I can also look back and see that even though transracial adoption may not have been on my radar screen, God was working sovereignly behind the scenes through others around me and through circumstances in my life. He was perfectly setting the stage long before I would see it:
- My husband's brother and sis-in-law got permanent custody of five biracial children. We watched the extended family adjust and embrace them, as we felt our own hearts falling in love with each of them, too. We felt ourselves wondering how could we not love any child, no matter their skin color?
- Through mission trips with Sunshine Gospel Ministries in southside Chicago, our own fears and prejudices were exposed in light of the goodness of the Gospel, which is that we have a Savior who came to call ALL nations and races to Himself! Adoption is a tiny picture of how God adopts those from all walks of life into His family.
- Over the years, we watched as many of our friends adopted transracially, loving children just as if they had born them themselves. They were so inspirational to us.
- In our adoption journey just one month prior to our son's birth, we faced a rejection from a birthmother for a caucasian son. It was so, SO painful. But it was through that pain, God helped us to see our calling wasn't to look like everyone else. (Just like it took the pain of infertility for God to lead us to His plan A: adoption!)
I could share so many more details, but the point is that God was working all around me, all along.
And it's only now that I can see how clearly He was weaving all of those stories together for my story.
Adopting transracially feels intensely and unbelievably rewarding and enriching. Jameson has brought color to our life! It has naturally opened doors and given us cultural experiences and interactions that we wouldn't have known otherwise. I don't just see black people now-- I need them! (What does a white girl like me know about helping my son navigate black culture, after all?)

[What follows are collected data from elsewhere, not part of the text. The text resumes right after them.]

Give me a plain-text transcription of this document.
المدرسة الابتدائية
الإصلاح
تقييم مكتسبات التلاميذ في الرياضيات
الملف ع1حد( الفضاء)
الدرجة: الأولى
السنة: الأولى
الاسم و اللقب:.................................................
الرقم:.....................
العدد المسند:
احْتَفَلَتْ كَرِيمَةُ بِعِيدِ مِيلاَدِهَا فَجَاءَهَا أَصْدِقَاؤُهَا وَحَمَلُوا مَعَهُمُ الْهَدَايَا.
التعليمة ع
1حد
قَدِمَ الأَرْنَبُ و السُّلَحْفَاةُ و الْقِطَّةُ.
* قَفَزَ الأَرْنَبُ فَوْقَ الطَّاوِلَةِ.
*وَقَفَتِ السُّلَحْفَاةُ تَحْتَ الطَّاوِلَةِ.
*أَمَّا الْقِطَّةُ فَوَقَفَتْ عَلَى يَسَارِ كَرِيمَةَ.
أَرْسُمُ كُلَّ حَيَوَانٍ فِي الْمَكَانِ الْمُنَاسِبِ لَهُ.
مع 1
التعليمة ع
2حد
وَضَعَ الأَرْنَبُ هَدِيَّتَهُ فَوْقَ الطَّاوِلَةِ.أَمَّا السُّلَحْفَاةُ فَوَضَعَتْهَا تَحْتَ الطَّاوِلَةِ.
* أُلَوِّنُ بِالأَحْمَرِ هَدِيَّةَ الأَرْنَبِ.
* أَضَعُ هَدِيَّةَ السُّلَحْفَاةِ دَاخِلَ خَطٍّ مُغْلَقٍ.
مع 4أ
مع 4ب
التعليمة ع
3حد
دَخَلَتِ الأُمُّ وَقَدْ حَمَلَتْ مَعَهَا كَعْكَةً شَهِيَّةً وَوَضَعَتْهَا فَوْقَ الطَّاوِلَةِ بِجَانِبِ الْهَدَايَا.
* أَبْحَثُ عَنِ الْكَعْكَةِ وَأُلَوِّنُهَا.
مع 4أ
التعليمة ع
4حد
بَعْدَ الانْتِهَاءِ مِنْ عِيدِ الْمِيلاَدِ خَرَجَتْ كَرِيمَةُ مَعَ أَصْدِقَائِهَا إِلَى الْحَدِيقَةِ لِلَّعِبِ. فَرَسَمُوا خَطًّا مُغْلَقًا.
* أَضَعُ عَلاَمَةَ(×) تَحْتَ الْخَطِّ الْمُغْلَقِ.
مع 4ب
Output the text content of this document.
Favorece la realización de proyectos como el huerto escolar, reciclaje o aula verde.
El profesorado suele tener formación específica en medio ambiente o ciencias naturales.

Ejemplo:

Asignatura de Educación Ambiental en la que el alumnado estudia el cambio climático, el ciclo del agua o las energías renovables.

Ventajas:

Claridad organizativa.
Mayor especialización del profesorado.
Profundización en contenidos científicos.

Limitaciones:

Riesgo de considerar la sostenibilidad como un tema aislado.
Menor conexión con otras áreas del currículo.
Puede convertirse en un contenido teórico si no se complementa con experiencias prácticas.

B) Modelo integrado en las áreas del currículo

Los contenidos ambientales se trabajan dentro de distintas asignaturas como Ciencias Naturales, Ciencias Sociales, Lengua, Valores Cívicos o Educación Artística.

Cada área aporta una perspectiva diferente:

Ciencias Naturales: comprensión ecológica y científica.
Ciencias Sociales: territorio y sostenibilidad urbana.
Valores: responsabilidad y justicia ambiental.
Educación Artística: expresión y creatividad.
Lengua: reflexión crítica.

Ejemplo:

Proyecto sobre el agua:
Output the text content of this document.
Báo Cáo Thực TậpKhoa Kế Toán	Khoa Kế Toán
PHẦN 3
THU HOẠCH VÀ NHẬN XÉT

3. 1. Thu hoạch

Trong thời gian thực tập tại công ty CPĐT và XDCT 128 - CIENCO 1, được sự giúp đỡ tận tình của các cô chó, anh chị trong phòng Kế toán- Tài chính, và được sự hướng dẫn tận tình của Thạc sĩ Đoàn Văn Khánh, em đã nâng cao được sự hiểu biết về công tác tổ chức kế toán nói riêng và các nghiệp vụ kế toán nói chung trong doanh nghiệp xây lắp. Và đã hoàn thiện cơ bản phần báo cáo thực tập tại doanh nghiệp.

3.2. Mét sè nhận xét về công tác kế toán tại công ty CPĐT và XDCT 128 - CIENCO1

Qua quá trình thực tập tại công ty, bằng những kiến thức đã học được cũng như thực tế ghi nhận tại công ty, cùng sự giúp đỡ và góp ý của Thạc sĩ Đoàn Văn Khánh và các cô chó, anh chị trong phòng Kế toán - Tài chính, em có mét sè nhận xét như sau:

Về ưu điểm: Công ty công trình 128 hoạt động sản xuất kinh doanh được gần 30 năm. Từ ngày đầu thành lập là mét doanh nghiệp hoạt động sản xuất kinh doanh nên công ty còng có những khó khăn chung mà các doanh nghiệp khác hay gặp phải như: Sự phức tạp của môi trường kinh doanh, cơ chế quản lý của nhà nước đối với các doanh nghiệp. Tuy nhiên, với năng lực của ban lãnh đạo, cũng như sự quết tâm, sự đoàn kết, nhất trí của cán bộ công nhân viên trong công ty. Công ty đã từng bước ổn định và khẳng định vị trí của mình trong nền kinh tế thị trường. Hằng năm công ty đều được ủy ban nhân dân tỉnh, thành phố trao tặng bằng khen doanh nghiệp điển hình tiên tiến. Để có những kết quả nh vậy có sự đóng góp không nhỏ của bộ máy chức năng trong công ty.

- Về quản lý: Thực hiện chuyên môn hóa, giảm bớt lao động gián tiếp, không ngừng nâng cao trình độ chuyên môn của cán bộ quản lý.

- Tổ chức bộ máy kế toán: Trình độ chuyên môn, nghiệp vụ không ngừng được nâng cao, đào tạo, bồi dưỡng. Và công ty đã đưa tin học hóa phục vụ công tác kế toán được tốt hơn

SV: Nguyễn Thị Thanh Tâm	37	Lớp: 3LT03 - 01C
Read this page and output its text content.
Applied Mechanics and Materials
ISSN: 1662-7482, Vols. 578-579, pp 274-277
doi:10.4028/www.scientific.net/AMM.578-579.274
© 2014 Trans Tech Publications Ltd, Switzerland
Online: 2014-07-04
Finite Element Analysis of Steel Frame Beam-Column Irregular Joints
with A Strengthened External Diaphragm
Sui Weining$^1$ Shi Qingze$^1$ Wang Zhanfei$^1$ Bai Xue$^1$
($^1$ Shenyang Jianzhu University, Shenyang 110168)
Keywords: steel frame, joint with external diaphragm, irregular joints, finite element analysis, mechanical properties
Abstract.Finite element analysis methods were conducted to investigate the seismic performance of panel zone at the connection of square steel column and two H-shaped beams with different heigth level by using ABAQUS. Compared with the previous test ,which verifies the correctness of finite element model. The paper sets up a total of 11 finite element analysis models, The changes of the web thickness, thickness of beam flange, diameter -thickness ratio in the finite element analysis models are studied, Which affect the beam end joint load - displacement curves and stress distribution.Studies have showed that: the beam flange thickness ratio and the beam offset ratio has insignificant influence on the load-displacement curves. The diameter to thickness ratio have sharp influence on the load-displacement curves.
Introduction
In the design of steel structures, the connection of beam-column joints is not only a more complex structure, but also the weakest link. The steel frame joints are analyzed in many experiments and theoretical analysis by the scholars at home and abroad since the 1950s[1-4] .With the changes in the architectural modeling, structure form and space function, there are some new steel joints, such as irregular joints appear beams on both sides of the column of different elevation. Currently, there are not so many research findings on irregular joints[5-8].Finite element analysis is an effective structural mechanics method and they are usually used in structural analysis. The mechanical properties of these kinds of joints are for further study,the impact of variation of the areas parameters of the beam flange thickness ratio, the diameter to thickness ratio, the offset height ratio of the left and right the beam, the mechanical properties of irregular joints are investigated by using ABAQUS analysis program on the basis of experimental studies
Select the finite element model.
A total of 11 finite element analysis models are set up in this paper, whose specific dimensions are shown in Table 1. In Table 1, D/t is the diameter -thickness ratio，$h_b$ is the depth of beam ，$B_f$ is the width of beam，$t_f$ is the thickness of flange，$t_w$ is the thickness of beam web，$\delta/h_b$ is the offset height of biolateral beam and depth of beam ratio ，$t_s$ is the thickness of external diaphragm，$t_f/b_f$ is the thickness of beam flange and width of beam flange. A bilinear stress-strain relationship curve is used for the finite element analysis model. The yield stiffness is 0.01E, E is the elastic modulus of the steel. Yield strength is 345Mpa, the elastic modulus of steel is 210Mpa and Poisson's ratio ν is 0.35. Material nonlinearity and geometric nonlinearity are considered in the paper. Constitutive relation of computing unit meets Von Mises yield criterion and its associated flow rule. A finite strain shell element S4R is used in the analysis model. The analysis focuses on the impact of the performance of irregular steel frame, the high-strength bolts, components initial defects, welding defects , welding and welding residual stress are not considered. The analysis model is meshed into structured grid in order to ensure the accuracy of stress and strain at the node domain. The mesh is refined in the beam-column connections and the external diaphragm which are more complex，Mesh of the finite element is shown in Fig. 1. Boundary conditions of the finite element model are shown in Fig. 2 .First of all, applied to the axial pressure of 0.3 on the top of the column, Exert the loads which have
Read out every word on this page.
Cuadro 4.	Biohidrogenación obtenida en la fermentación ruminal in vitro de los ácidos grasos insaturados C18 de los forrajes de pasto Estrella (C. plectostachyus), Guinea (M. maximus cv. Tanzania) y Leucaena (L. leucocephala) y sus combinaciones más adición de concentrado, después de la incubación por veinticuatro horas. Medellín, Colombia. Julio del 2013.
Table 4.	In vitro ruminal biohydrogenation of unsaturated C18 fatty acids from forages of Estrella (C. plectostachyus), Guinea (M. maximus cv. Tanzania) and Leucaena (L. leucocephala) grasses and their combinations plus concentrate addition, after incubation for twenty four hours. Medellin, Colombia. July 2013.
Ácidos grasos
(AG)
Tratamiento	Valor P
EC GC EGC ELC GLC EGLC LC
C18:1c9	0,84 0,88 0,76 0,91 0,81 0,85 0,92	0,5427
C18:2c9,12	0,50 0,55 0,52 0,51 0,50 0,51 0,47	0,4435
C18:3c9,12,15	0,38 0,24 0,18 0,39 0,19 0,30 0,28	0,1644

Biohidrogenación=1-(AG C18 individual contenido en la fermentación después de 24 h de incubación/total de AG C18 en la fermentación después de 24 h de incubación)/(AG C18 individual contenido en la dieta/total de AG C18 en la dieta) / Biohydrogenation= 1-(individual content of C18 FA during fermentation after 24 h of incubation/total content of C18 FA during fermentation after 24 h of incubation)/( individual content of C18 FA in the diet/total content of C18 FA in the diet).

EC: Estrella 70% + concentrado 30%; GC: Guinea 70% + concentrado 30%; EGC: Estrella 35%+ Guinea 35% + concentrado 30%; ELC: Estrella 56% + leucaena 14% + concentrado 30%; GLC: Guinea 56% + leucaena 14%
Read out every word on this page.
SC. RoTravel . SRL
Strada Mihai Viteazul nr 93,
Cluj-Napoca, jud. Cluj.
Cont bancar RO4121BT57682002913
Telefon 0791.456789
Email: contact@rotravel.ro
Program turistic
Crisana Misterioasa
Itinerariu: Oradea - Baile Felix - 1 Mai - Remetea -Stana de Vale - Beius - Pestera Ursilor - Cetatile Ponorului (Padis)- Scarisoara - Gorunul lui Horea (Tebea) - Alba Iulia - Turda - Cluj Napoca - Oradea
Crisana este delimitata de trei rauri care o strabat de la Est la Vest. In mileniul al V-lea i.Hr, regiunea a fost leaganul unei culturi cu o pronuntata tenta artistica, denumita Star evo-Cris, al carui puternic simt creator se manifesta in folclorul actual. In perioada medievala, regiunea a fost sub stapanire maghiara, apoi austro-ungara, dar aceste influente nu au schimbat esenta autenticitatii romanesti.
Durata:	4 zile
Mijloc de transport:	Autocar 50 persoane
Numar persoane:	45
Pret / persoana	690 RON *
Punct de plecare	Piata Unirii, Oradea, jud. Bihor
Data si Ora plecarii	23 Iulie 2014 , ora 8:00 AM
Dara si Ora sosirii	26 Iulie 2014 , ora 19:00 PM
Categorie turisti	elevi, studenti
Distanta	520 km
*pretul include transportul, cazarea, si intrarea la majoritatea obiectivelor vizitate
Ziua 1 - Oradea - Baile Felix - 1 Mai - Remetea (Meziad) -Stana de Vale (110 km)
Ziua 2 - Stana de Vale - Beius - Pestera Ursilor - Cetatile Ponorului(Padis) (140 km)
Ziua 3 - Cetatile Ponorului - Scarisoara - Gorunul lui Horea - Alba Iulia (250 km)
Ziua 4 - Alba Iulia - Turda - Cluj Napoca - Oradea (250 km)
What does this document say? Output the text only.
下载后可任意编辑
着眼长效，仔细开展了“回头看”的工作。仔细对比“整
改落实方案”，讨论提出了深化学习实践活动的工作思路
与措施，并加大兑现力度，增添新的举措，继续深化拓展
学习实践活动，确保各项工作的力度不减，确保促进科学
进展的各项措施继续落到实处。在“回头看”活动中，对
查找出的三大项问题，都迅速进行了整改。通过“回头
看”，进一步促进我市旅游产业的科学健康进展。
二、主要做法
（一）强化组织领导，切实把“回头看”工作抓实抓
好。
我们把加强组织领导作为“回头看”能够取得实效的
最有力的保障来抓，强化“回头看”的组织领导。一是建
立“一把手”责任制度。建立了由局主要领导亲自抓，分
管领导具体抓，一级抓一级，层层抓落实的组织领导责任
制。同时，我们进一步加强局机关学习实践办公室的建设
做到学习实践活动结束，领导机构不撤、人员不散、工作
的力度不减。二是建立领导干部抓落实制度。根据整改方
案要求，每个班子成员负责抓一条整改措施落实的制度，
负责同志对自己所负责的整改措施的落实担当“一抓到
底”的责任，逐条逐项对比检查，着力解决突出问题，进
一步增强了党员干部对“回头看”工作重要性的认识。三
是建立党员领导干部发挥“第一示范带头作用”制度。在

Now that I'm on the other side of transracial adoption, I can't help but feel a twinge of sadness for those who haven't yet experienced it! ha! :) Wow, God's providence is amazing.
And good grief, I couldn't love my son any more if his skin were light. He's mine. Families don't have to match. God's family certainly doesn't!
But I'm not naive. There are certainly going to be challenges to adopting transracially, too.
We've always been the "adoption people." Our five-year old daughter is adopted, too, but because she shares our skin color, we have always been more in control of when we shared about her adoption. But now? It's more obvious that we're THE adoption people. Jameson's skin puts it "out there," which means we get more questions and a few more stares. In the years to come, we will HAVE to talk lots about race in our family and the shameful history between whites and blacks. Unfortunately in addition to all the regular parenting stuff, we'll have to prepare our son for the moments of racial discrimination he will inevitably face in his life.
It's all a balance, though.
Being a transracial family is a unique balancing act in being aware of race and being pro-active about it, yet being careful not to over-emphasize race, as it's only one of many factors that define who we are.
In one sense, we don't want to ignore it. It isn't just skin. I want my son to be able to navigate comfortably between both white and black culture.
But in another sense, we don't want to overdo it. Race is a big part of us, but it isn't the only thing that makes us who we are. We share WAY more commonalities with our son than differences. We're ALL made in His image.
So there you have it.
I still have lots more questions than answers about transracial adoption. I'm certainly no expert.
Some days I find myself looking into my three month old's big, beautiful brown eyes and apologizing for my white-ness.
Some days I worry I'll screw him up.
Some days I don't really "know" what I'm supposed to be doing. (does any parent, adoptive or biological?)
But I've got a little baby boy to raise.
And he's got a white family that's crazy about him.
And I couldn't be more grateful to the Lord for all He has done.